Your brand is the gut feeling someone gets when your name comes up. It's the sum of every tiny interaction: the tone of your Instagram replies, the unboxing, the way your checkout handles a failed payment, the speed of your support, the confidence in your copy.
You don't design that in Illustrator. You design it everywhere.
The bits that actually do the work
When we build identities for Indian D2C and SaaS brands, the logo is one line on a long list:
- Voice. Do you sound like a peer, a premium concierge, or a know-it-all? Pick one and never drift.
- Colour and type with intent. Not "what looks nice" — what your specific customer reads as trustworthy, premium, or fun.
- A point of view. The strongest brands believe something. Bland is forgettable; conviction is sticky.
- Consistency. The same brand across your site, your packaging, your decks and your DMs. Repetition is what builds recognition.

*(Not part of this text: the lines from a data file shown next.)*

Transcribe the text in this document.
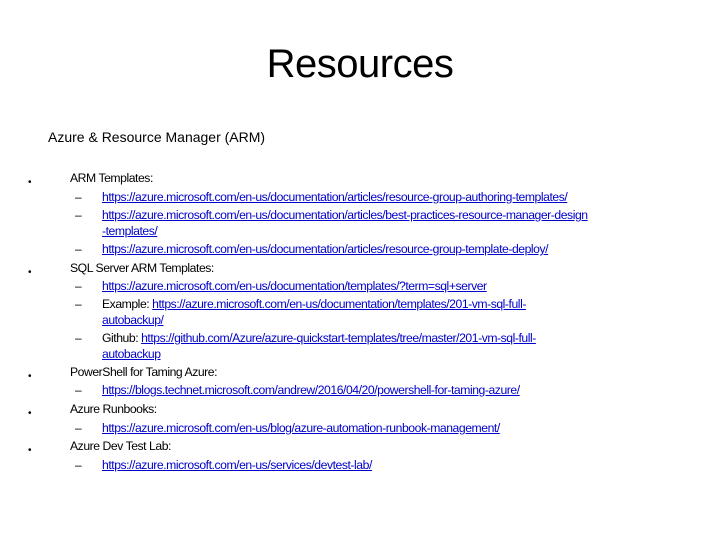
Resources
Azure & Resource Manager (ARM)
•	ARM Templates:
– https://azure.microsoft.com/en-us/documentation/articles/resource-group-authoring-templates/
– https://azure.microsoft.com/en-us/documentation/articles/best-practices-resource-manager-design
-templates/
– https://azure.microsoft.com/en-us/documentation/articles/resource-group-template-deploy/
•	SQL Server ARM Templates:
– https://azure.microsoft.com/en-us/documentation/templates/?term=sql+server
– Example: https://azure.microsoft.com/en-us/documentation/templates/201-vm-sql-full-
autobackup/
– Github: https://github.com/Azure/azure-quickstart-templates/tree/master/201-vm-sql-full-
autobackup
•	PowerShell for Taming Azure:
– https://blogs.technet.microsoft.com/andrew/2016/04/20/powershell-for-taming-azure/
•	Azure Runbooks:
– https://azure.microsoft.com/en-us/blog/azure-automation-runbook-management/
•	Azure Dev Test Lab:
– https://azure.microsoft.com/en-us/services/devtest-lab/
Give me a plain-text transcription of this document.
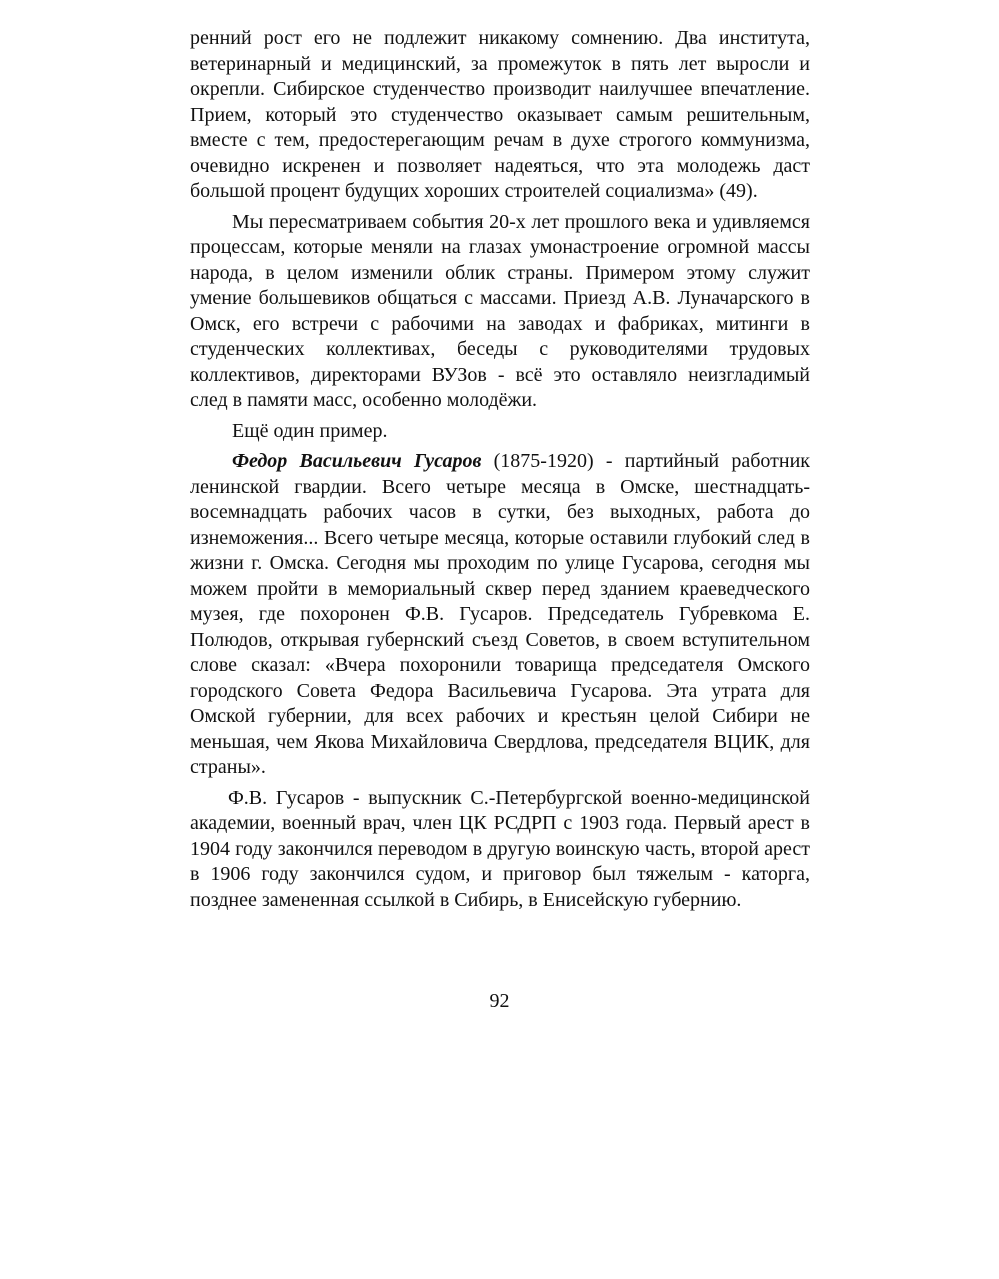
ренний рост его не подлежит никакому сомнению. Два института, ветеринарный и медицинский, за промежуток в пять лет выросли и окрепли. Сибирское студенчество производит наилучшее впечатление. Прием, который это студенчество оказывает самым решительным, вместе с тем, предостерегающим речам в духе строгого коммунизма, очевидно искренен и позволяет надеяться, что эта молодежь даст большой процент будущих хороших строителей социализма» (49).

Мы пересматриваем события 20-х лет прошлого века и удивляемся процессам, которые меняли на глазах умонастроение огромной массы народа, в целом изменили облик страны. Примером этому служит умение большевиков общаться с массами. Приезд А.В. Луначарского в Омск, его встречи с рабочими на заводах и фабриках, митинги в студенческих коллективах, беседы с руководителями трудовых коллективов, директорами ВУЗов - всё это оставляло неизгладимый след в памяти масс, особенно молодёжи.

Ещё один пример.

Федор Васильевич Гусаров (1875-1920) - партийный работник ленинской гвардии. Всего четыре месяца в Омске, шестнадцать-восемнадцать рабочих часов в сутки, без выходных, работа до изнеможения... Всего четыре месяца, которые оставили глубокий след в жизни г. Омска. Сегодня мы проходим по улице Гусарова, сегодня мы можем пройти в мемориальный сквер перед зданием краеведческого музея, где похоронен Ф.В. Гусаров. Председатель Губревкома Е. Полюдов, открывая губернский съезд Советов, в своем вступительном слове сказал: «Вчера похоронили товарища председателя Омского городского Совета Федора Васильевича Гусарова. Эта утрата для Омской губернии, для всех рабочих и крестьян целой Сибири не меньшая, чем Якова Михайловича Свердлова, председателя ВЦИК, для страны».

Ф.В. Гусаров - выпускник С.-Петербургской военно-медицинской академии, военный врач, член ЦК РСДРП с 1903 года. Первый арест в 1904 году закончился переводом в другую воинскую часть, второй арест в 1906 году закончился судом, и приговор был тяжелым - каторга, позднее замененная ссылкой в Сибирь, в Енисейскую губернию.

92
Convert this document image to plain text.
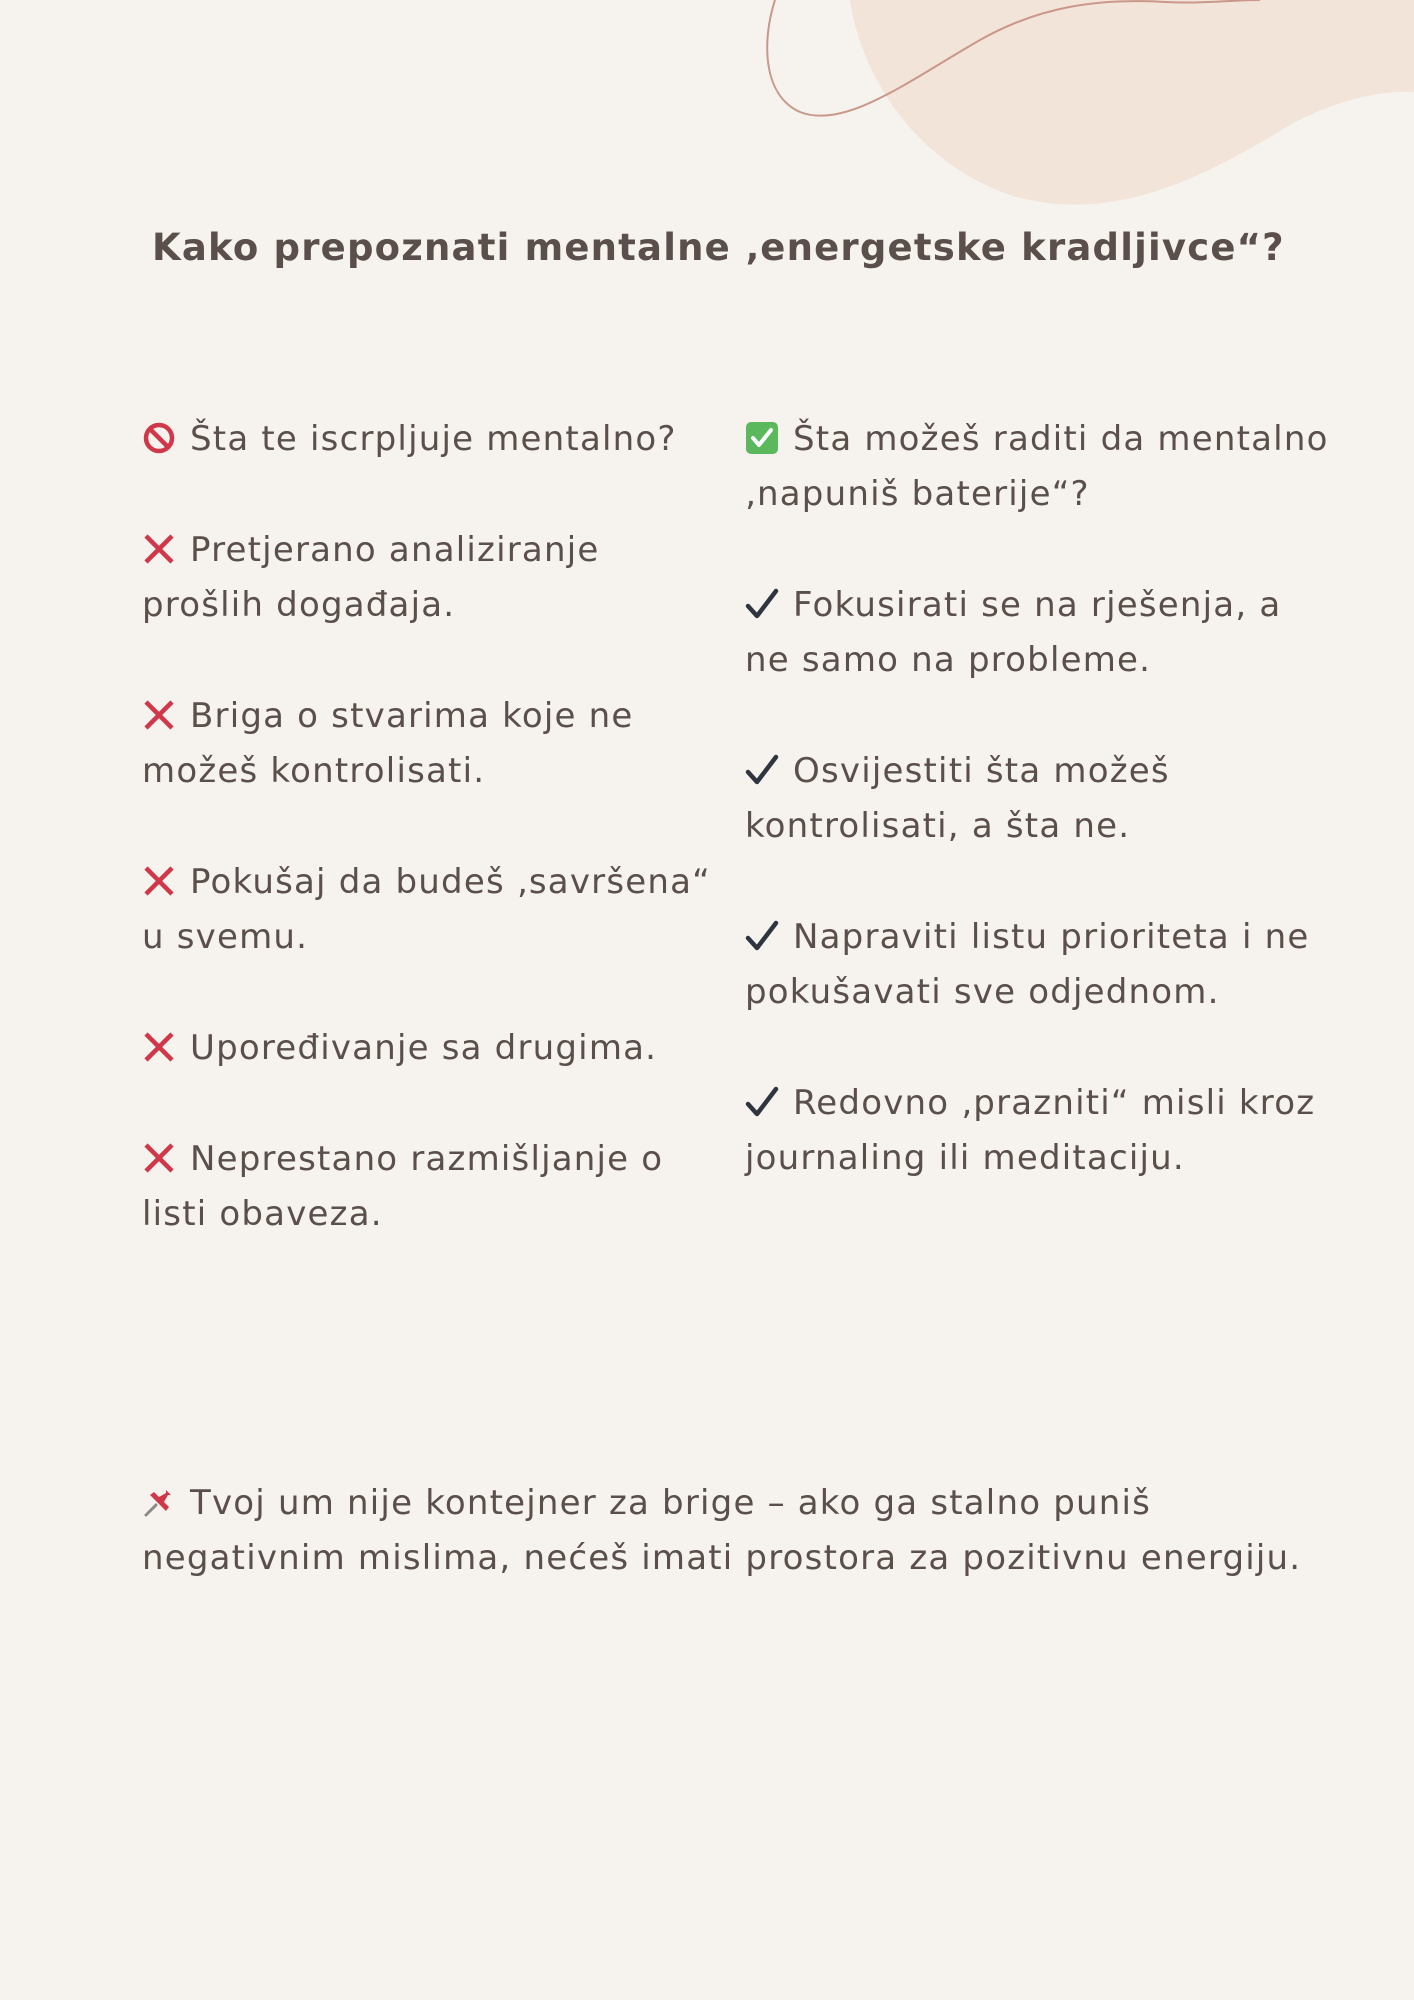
Kako prepoznati mentalne ‚energetske kradljivce“?
Šta te iscrpljuje mentalno?
Pretjerano analiziranje prošlih događaja.
Briga o stvarima koje ne možeš kontrolisati.
Pokušaj da budeš ‚savršena“ u svemu.
Upoređivanje sa drugima.
Neprestano razmišljanje o listi obaveza.
Šta možeš raditi da mentalno ‚napuniš baterije“?
Fokusirati se na rješenja, a ne samo na probleme.
Osvijestiti šta možeš kontrolisati, a šta ne.
Napraviti listu prioriteta i ne pokušavati sve odjednom.
Redovno ‚prazniti“ misli kroz journaling ili meditaciju.
Tvoj um nije kontejner za brige – ako ga stalno puniš negativnim mislima, nećeš imati prostora za pozitivnu energiju.
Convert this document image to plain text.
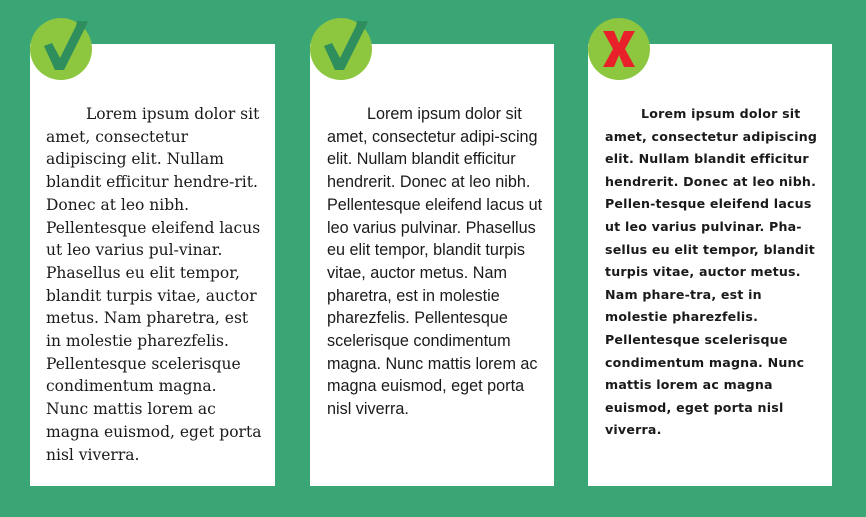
Lorem ipsum dolor sit amet, consectetur adipiscing elit. Nullam blandit efficitur hendre-rit. Donec at leo nibh. Pellentesque eleifend lacus ut leo varius pul-vinar. Phasellus eu elit tempor, blandit turpis vitae, auctor metus. Nam pharetra, est in molestie pharezfelis. Pellentesque scelerisque condimentum magna. Nunc mattis lorem ac magna euismod, eget porta nisl viverra.

Lorem ipsum dolor sit amet, consectetur adipi-scing elit. Nullam blandit efficitur hendrerit. Donec at leo nibh. Pellentesque eleifend lacus ut leo varius pulvinar. Phasellus eu elit tempor, blandit turpis vitae, auctor metus. Nam pharetra, est in molestie pharezfelis. Pellentesque scelerisque condimentum magna. Nunc mattis lorem ac magna euismod, eget porta nisl viverra.

Lorem ipsum dolor sit amet, consectetur adipiscing elit. Nullam blandit efficitur hendrerit. Donec at leo nibh. Pellen-tesque eleifend lacus ut leo varius pulvinar. Pha-sellus eu elit tempor, blandit turpis vitae, auctor metus. Nam phare-tra, est in molestie pharezfelis. Pellentesque scelerisque condimentum magna. Nunc mattis lorem ac magna euismod, eget porta nisl viverra.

Why this matters for your margins
Here's the commercial bit. A brand people trust can charge more, spend less to acquire customers, and survive a bad quarter. In a market as crowded and price-sensitive as India, a strong brand is often the only thing stopping you from competing purely on discount — which is a race to the bottom nobody wins.
If the only thing separating you from your competitor is a logo, you don't have a brand. You have a sticker.
Start with what you stand for and who you're for. Get that right, and the logo almost designs itself.